Comme tous les gamins de son âge, il avait commencé par lire Tarzan, Fu Manchu, John Carter… Amateur de fictions populaires, il est aussi grand lecteur de poésie. Ses préférences vont principalement aux poètes de langue anglaise (Kipling, Chesterton, Lord Dunsany, Poe, Clark Ashton Smith), mais il appréciait également Omar Khayyam, Baudelaire et Verlaine. On sait qu’il adorait François Villon, qu’il citait à tout bout de champs, et qu’il avait lu Maupassant « qui donne envie de se suicider, si on le lit trop » (sic). Selon Patrice Louinet, « il n’aimait pas la littérature contemporaine qui se faisait à New York : il ne la comprenait pas. Il était plus classique dans ses goûts, mais sans correspondre pour autant à l’image du type enfermé dans sa bibliothèque qui sent le moisi, comme Lovecraft ». Storyteller né, Howard aborde tous les genres de la high adventure : western, récits historiques, contes de boxe… « Il s’est essayé à quelques récits de fictions réalistes, mais ça n’a pas marché.

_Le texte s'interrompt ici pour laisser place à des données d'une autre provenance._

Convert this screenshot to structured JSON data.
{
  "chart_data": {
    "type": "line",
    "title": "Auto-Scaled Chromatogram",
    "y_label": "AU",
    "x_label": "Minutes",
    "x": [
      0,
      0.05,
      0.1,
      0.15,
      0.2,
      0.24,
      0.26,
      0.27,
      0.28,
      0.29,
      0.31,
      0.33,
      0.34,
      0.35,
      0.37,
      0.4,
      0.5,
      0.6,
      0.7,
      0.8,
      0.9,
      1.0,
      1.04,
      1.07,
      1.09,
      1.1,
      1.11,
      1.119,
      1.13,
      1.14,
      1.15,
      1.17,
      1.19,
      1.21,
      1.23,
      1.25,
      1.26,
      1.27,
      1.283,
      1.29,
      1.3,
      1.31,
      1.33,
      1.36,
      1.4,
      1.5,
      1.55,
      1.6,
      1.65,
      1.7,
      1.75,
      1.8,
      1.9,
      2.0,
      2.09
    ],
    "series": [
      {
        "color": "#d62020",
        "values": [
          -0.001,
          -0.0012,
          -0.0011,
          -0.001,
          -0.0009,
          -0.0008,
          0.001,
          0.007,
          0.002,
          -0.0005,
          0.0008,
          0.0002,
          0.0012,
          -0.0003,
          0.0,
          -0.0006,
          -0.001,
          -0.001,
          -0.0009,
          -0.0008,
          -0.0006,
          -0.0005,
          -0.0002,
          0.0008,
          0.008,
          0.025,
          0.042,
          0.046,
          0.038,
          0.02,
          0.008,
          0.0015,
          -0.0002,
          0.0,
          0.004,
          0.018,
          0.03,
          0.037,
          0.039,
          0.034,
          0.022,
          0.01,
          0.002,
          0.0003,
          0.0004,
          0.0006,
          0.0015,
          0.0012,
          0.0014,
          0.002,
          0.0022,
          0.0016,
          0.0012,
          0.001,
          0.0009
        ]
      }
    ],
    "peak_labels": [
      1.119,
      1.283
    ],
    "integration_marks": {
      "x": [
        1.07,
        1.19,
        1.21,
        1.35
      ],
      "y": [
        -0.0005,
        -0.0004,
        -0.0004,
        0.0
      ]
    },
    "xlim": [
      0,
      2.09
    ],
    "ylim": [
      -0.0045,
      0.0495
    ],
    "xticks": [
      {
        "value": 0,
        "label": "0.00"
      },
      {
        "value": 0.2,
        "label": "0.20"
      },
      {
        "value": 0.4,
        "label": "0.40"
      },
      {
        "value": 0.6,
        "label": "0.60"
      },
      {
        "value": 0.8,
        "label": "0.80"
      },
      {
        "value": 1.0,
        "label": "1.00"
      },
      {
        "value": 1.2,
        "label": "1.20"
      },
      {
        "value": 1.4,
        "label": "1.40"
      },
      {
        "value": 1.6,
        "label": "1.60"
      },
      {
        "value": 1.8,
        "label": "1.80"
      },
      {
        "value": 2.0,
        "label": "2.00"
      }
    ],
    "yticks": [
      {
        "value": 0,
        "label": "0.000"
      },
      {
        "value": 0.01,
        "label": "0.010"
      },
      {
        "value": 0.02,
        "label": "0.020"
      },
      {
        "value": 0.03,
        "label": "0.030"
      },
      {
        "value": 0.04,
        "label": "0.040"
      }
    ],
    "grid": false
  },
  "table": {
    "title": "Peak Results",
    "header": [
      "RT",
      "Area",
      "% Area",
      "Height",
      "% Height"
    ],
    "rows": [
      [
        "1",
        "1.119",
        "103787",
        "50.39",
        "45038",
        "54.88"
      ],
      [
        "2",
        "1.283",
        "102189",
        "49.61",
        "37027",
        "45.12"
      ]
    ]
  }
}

De même, le policier ne l’intéressait pas. Evidemment, s’il avait lu Black Mask, à la même époque, il aurait adoré parce qu’il se serait rendu compte que Dashiell Hammett faisait avec le hardboiled exactement la même chose que lui avec l’heroic fantasy ». Ses goûts le portent naturellement vers le fantastique et l’horreur, à tel point qu’il existe de nombreux liens entre son univers et le Mythe de Cthulhu, mais autant que l’inspiration, c’est aussi le style si particulier de Howard qui impressionne. Il savait planter un décor en un minimum de mots, grâce à l’utilisation d’adjectifs génériques suffisamment précis pour créer une atmosphère très évocatrice et suffisamment vagues en même temps pour que chacun puisse aller combler les vides du récit pour se faire sa propre image mentale. D’où cette impression d’être littéralement aspiré par le texte, car chaque lecteur nourrit sa propre lecture.

Alors vint Conan

« Sache, ô Prince, qu’entre l’époque qui vit l’engloutissement de l’Atlantide et celle où surgirent les fils d’Aryas, il y eut un Age insoupçonné au cours duquel des royaumes resplendissants s’étalaient de par le monde, tel le manteau bleuté des étoiles – Némédie, Ophir, Brythunie, Hyperborée (…). Alors vint Conan le Cimmérien à la chevelure noire, au regard sombre, une épée à la main, voleur, brigand, assassin, avec sa mélancolie et ses joies démesurées, prêt à piétiner de ses sandales les trônes somptueux de la Terre ». Sur le fond, même s’il ne saurait être réductible à Conan, Howard avait trouvé en la personne du barbare le véhicule idéal grâce auquel il pouvait exprimer sa méfiance profonde vis-à-vis de la civilisation : son père était médecin, mais la science était impuissante à sauver sa mère ; les deux banques où il avait placé l’essentiel de ses économies font successivement faillite avec la dépression, l’église et les armées suscitent également en lui le même rejet que les investisseurs financiers de Wall Street. Individualiste forcené, il tenait la barbarie pour l’état naturel de l’humanité : « La civilisation n’est pas naturelle. Elle résulte d’un concours de circonstances. Et la barbarie finira tout naturellement pas triompher ». Plus fort que Le Choc des civilisations de Huntington, Howard le barbare n’est pas pour autant l’extrémiste qu’on a bien voulu dire. Ainsi, quand Lovecraft, autre grand progressiste devant l’éternel, s’enthousiasme pour Mussolini, défenseur de la civilisation, Howard ne se prive pas de lui voler dans les plumes, ne trouvant pour sa part aucune gloire aux bombardements fascistes en Ethiopie. « Conan ne doit rien au bon sauvage de Rousseau, mais pas plus au surhomme nietzschéen », précise Patrice Louinet qui a tenu à faire publier la version initiale de la première nouvelle de Conan, Le Phénix sur l’épée, parce que l’on y apprend que le héros fuit quelque chose qu’il a laissé derrière lui : « Il y a une faille dans le personnage, dont on ne saura jamais rien, mais qui explique ce qu’il est. Les personnages howardiens ont cette caractéristique qu’ils n’ont pas de passé. Ce qui s’est passé avant, je ne le sais pas où je ne veux pas le savoir ». Voilà pourquoi les nouvelles sont par définition indépendantes les unes des autres, rendant l’idée même de chronologie absurde. Les aventures du héros ne sont pas chronologiques parce que Conan est libre de sa biographie, comme Howard, maître de son destin.